Using AI to Shift E2E Test Maintenance Left
E2E tests rarely fail because of a single dramatic change. More often, they fail because of small, reasonable changes that accumulate over time. A selector is renamed, a component is refactored, or a feature is gated. Each change makes sense on its own, yet the impact on E2E tests is usually discovered only after the code is merged, by which time context is already lost.
I work on the testing infrastructure team at monday.com, and we see this pattern repeatedly. It is not a problem of discipline or test coverage, but of feedback timing. By the time a failure appears in CI, the developer who made the change has often moved on, and the person debugging the failure has to reconstruct intent from scratch.
At some point, this stopped feeling like normal E2E friction. We were seeing the same pattern repeat itself again and again: a harmless-looking UI change, a merge, and then a failing test in CI. The test did its job and failed. But the signal arrived without context.

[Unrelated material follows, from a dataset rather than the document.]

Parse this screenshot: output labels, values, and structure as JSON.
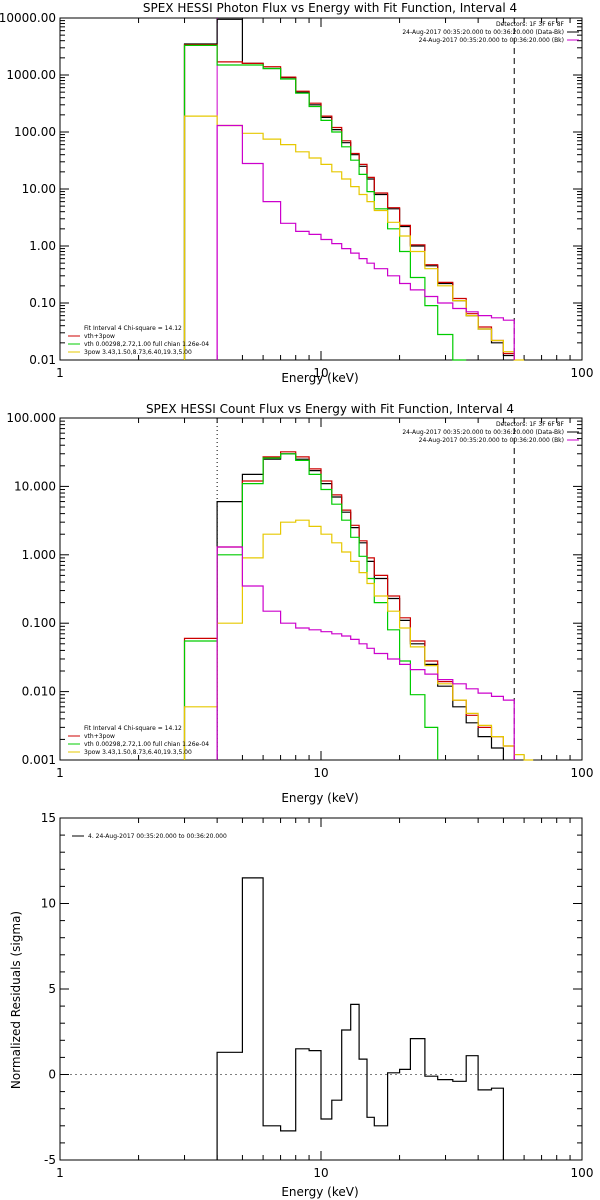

As the team responsible for testing infrastructure, we were constantly pulled into investigations where the fix was often trivial, yet the effort was not. The real work was reconstructing which change caused the failure and what assumption it broke, long after the original decision had already been made.
That was the moment we started asking a different question. Instead of asking how to fix E2E failures faster, we asked if we could help engineers understand failures sooner, while the change context was still accessible.
Shifting E2E Feedback into Code Review
CI is very good at telling us that something broke. What it is not good at is explaining why.
In practice, many E2E failures are regressions introduced by recent UI changes. The failure shows up in CI, but the connection to the original pull request is no longer obvious. By the time someone looks at the failure, the PR is merged, the reviewer has moved on, and the failure feels disconnected from the original decision.
We wanted to shift that experience. Instead of treating E2E maintenance as a purely post-merge activity, we explored how AI could help reconnect failures to the changes that caused them and surface that information during code review.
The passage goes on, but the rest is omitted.